P·P·O·W is pleased to present It Was Sunny, but Then It Started to Rain, Pat Phillips’s first solo exhibition with the gallery. Blending personal, historical, and pop cultural imagery, Phillips creates dreamlike compositions that examine complex questions of race, class, labor, and militarized culture. The exhibition, which features paintings and works on paper from 2020 to the present, combines Phillips’s background in graffiti with a sophisticated study of figuration and elements of the Baroque to depict American subcultures. Utilizing elaborate levels of layering and detail, Phillips’s works often have a biographical entry point, accented by humor and popular cartoons as a means of deconstructing the violent underpinnings of political and social traditions. Bringing familiar faces and objects into new contexts, Phillips presents a dynamic image of America in the 21st century.
Phillips regularly includes references to recognizable brand-names and commodities throughout his intricately textured surfaces. He subsequently reminds viewers of the American infatuation with objects, noting their significance as a form of social signaling and personal armor. In his newest painting, This Is Not a Drill, 2024, which he created over the course of four years while observing the various swap meets and changes outside his Philadelphia studio window, Phillips depicts a post-pandemic 4th of July. On a street vendor’s plastic folding table sits an assortment of fireworks with technicolor packaging ranging from kitschy to nationalistic. Underneath the folding table, HDX latex gloves and Adidas shoes are piled high amidst used and discarded face masks strewn about the sidewalk. From a missing power drill depicted as a lingering shadow to three consecutive hands displaying the motion of celebratory handgun fire, the artist pulls from his early history making a living by selling small paintings on his own 6ft folding table. Phillips carefully utilizes Pop Art techniques to depict mass-produced objects alongside impressionistic brushwork and mixed media tactics to reveal unseen forces of power, violence, and what is left their wake.

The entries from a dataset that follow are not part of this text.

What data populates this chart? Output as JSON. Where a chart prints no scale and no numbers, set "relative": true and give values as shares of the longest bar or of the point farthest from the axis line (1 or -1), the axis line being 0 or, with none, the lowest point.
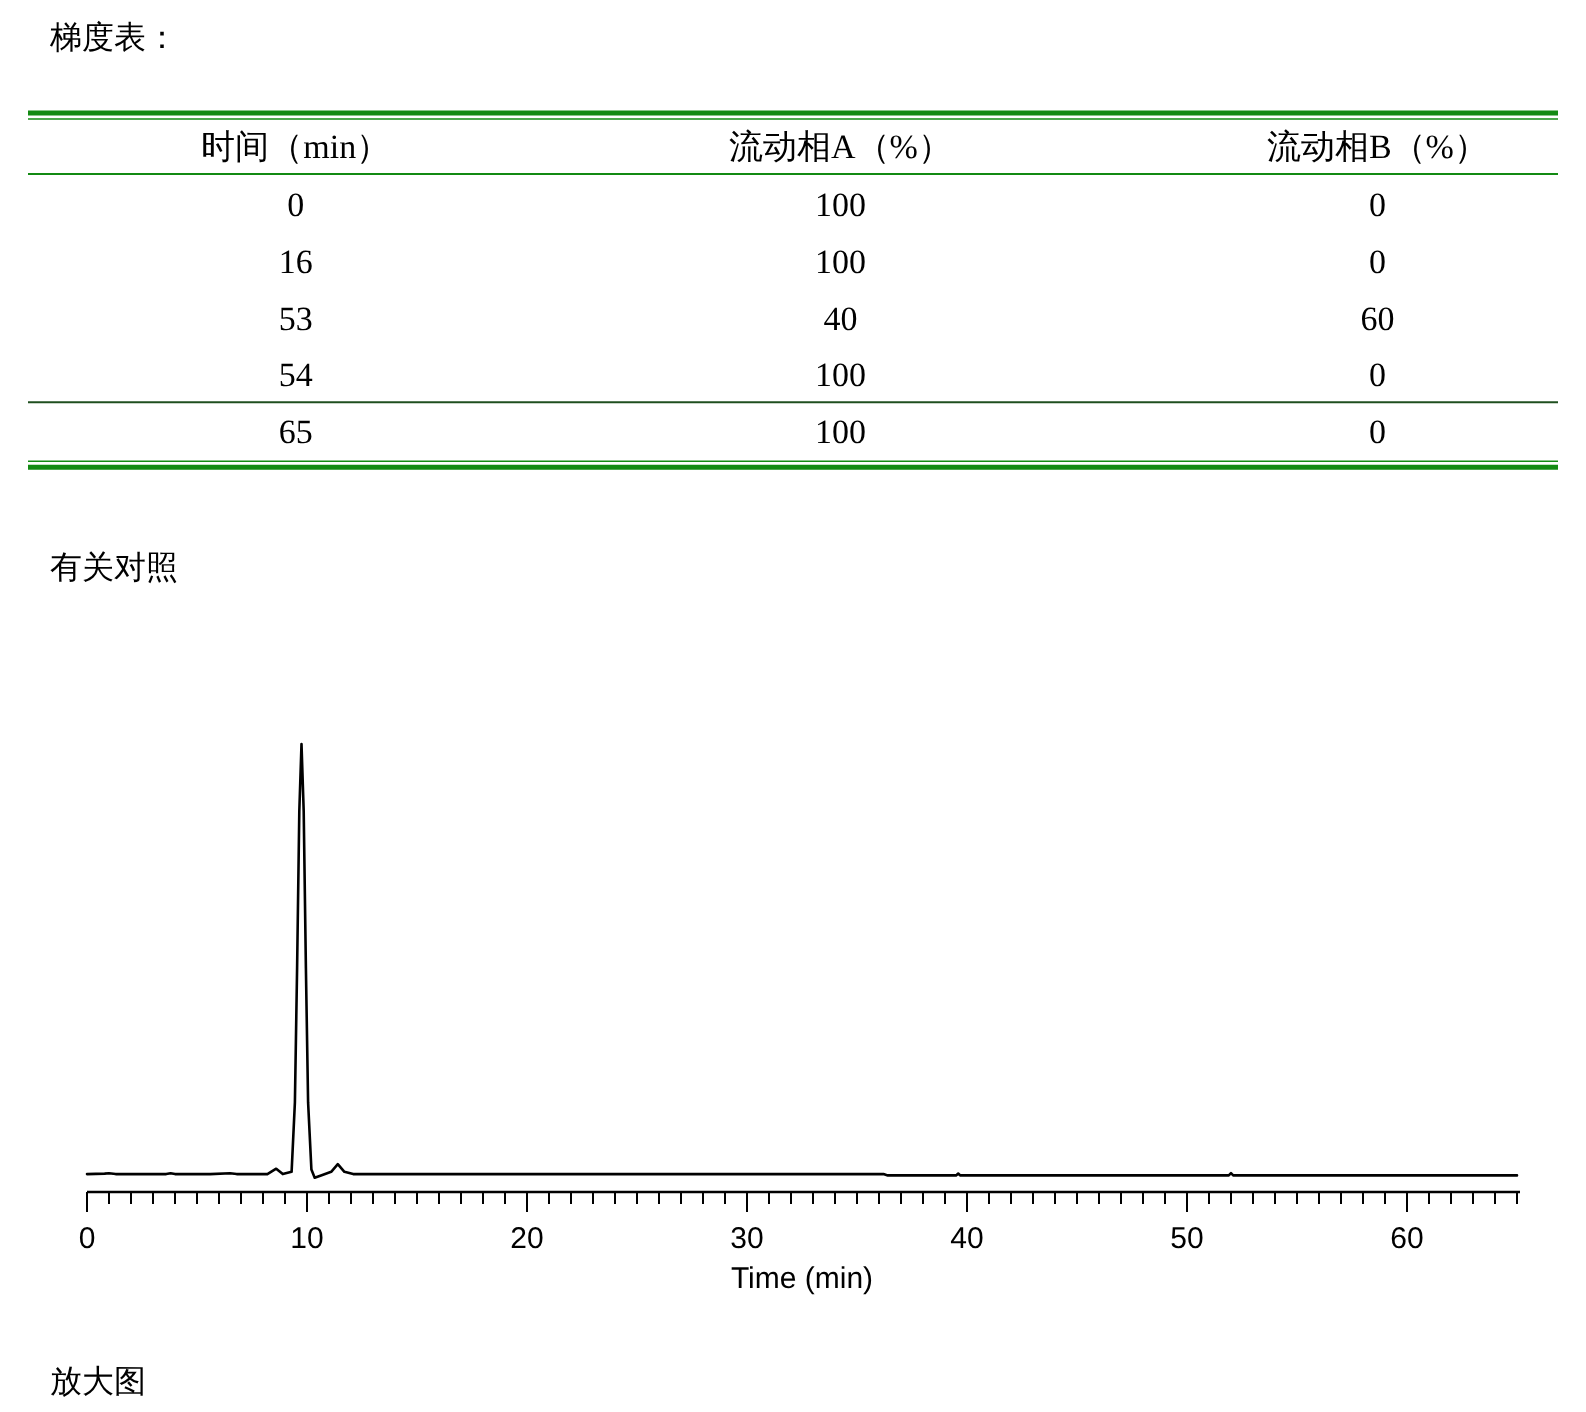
{
  "chart_data": [
    {
      "type": "other",
      "title": "梯度表：",
      "categories": [
        "时间（min）",
        "流动相A（%）",
        "流动相B（%）"
      ],
      "annotations": [
        "0",
        "100",
        "0",
        "16",
        "100",
        "0",
        "53",
        "40",
        "60",
        "54",
        "100",
        "0",
        "65",
        "100",
        "0"
      ]
    },
    {
      "type": "line",
      "title": "有关对照",
      "xlabel": "Time (min)",
      "relative": true,
      "color": "#000000",
      "x": [
        0,
        0.8,
        1.0,
        1.3,
        2.0,
        3.6,
        3.8,
        4.0,
        5.6,
        6.5,
        6.8,
        8.2,
        8.6,
        8.9,
        9.3,
        9.45,
        9.55,
        9.65,
        9.75,
        9.85,
        9.95,
        10.05,
        10.2,
        10.35,
        10.7,
        11.1,
        11.4,
        11.7,
        12.1,
        36.2,
        36.4,
        39.5,
        39.6,
        39.7,
        51.9,
        52.0,
        52.1,
        65
      ],
      "values": [
        0.04,
        0.041,
        0.042,
        0.04,
        0.04,
        0.04,
        0.042,
        0.04,
        0.04,
        0.042,
        0.04,
        0.04,
        0.052,
        0.04,
        0.045,
        0.2,
        0.5,
        0.85,
        1,
        0.85,
        0.5,
        0.2,
        0.05,
        0.032,
        0.038,
        0.045,
        0.062,
        0.045,
        0.04,
        0.04,
        0.037,
        0.037,
        0.041,
        0.037,
        0.037,
        0.042,
        0.037,
        0.037
      ],
      "xlim": [
        0,
        65
      ],
      "xticks": [
        0,
        {
          "value": 1,
          "label": null
        },
        {
          "value": 2,
          "label": null
        },
        {
          "value": 3,
          "label": null
        },
        {
          "value": 4,
          "label": null
        },
        {
          "value": 5,
          "label": null
        },
        {
          "value": 6,
          "label": null
        },
        {
          "value": 7,
          "label": null
        },
        {
          "value": 8,
          "label": null
        },
        {
          "value": 9,
          "label": null
        },
        10,
        {
          "value": 11,
          "label": null
        },
        {
          "value": 12,
          "label": null
        },
        {
          "value": 13,
          "label": null
        },
        {
          "value": 14,
          "label": null
        },
        {
          "value": 15,
          "label": null
        },
        {
          "value": 16,
          "label": null
        },
        {
          "value": 17,
          "label": null
        },
        {
          "value": 18,
          "label": null
        },
        {
          "value": 19,
          "label": null
        },
        20,
        {
          "value": 21,
          "label": null
        },
        {
          "value": 22,
          "label": null
        },
        {
          "value": 23,
          "label": null
        },
        {
          "value": 24,
          "label": null
        },
        {
          "value": 25,
          "label": null
        },
        {
          "value": 26,
          "label": null
        },
        {
          "value": 27,
          "label": null
        },
        {
          "value": 28,
          "label": null
        },
        {
          "value": 29,
          "label": null
        },
        30,
        {
          "value": 31,
          "label": null
        },
        {
          "value": 32,
          "label": null
        },
        {
          "value": 33,
          "label": null
        },
        {
          "value": 34,
          "label": null
        },
        {
          "value": 35,
          "label": null
        },
        {
          "value": 36,
          "label": null
        },
        {
          "value": 37,
          "label": null
        },
        {
          "value": 38,
          "label": null
        },
        {
          "value": 39,
          "label": null
        },
        40,
        {
          "value": 41,
          "label": null
        },
        {
          "value": 42,
          "label": null
        },
        {
          "value": 43,
          "label": null
        },
        {
          "value": 44,
          "label": null
        },
        {
          "value": 45,
          "label": null
        },
        {
          "value": 46,
          "label": null
        },
        {
          "value": 47,
          "label": null
        },
        {
          "value": 48,
          "label": null
        },
        {
          "value": 49,
          "label": null
        },
        50,
        {
          "value": 51,
          "label": null
        },
        {
          "value": 52,
          "label": null
        },
        {
          "value": 53,
          "label": null
        },
        {
          "value": 54,
          "label": null
        },
        {
          "value": 55,
          "label": null
        },
        {
          "value": 56,
          "label": null
        },
        {
          "value": 57,
          "label": null
        },
        {
          "value": 58,
          "label": null
        },
        {
          "value": 59,
          "label": null
        },
        60,
        {
          "value": 61,
          "label": null
        },
        {
          "value": 62,
          "label": null
        },
        {
          "value": 63,
          "label": null
        },
        {
          "value": 64,
          "label": null
        },
        {
          "value": 65,
          "label": null
        }
      ],
      "annotations": [
        "放大图"
      ]
    }
  ]
}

In addition to the paintings, the exhibition also features several works on paper. In Untitled (See You Tomorrow Barney!? / Don’t Forget to Visit Our Gift Shop), 2021, Phillips depicts the aftermath of the insurrection that took place at the United States Capitol on January 6, 2021. In the foreground, Fred Flintstone and Barney Rubble, best friends from the 1960s cartoon, The Flintstones, can be seen smiling and shaking hands, presumably as they depart the scene after attempting to overthrow the 2020 presidential election results. While their roles are uncertain, Flintstone brandishes a black eye while Rubble has a Band Aid on his left arm. To their left, Nancy Pelosi’s speaker podium is toppled over with Band Aids littering the surrounding ground. In the background, the Confederate flag flies from the top of the Capitol building while a fragmented version of the Gadsden flag, plastered above the figures, reads “Don’t Forget To Visit Our Gift Shop.” Together these symbols not only reveal a level of cognitive dissonance, but an iconography of American consumerism, media, and institutions built and bound by racism, xenophobia, and violence disguised as patriotic comradery. Throughout It Was Sunny, but Then It Started to Rain, Phillips deftly reminds the viewer of short-lived optimism, as the dangerous hypocrisy lurking behind the American façade of liberty, freedom, and democracy casts its shadow, once again.
Pat Phillips (b. 1987) was raised in Louisiana and now lives and works in Philadelphia, PA. Phillips’s work was featured in the 2019 Whitney Biennial at the Whitney Museum of American Art, New York, NY. He has presented solo exhibitions at Jeffrey Deitch, New York, NY; M+B Gallery, Los Angeles, CA; Catinca Tabacaru Gallery, New York, NY; Antenna Gallery, New Orleans, LA; and Masur Museum of Art, Monroe, LA, among others. Phillips has participated in residencies at the Vermont Studio Center and Skowhegan School of Painting & Sculpture, and in 2017, received a Joan Mitchell Painters & Sculptors Grant. His work can be found in the collections of the Whitney Museum of American Art, New York, NY; Buffalo AKG Art Museum, Buffalo, NY; Block Museum of Art, Evanston, IL; Alexandria Museum of Art, Alexandria, LA; and New Orleans Museum of Art, New Orleans, LA, among others. In 2023, Phillips’s work was on view in Inheritance at the Whitney Museum of American Art, New York, NY, and he presented Strange Suburb, his third solo exhibition at M+B, Los Angeles, CA. Quality Control, Phillips’s first monographic book, was published in summer 2023.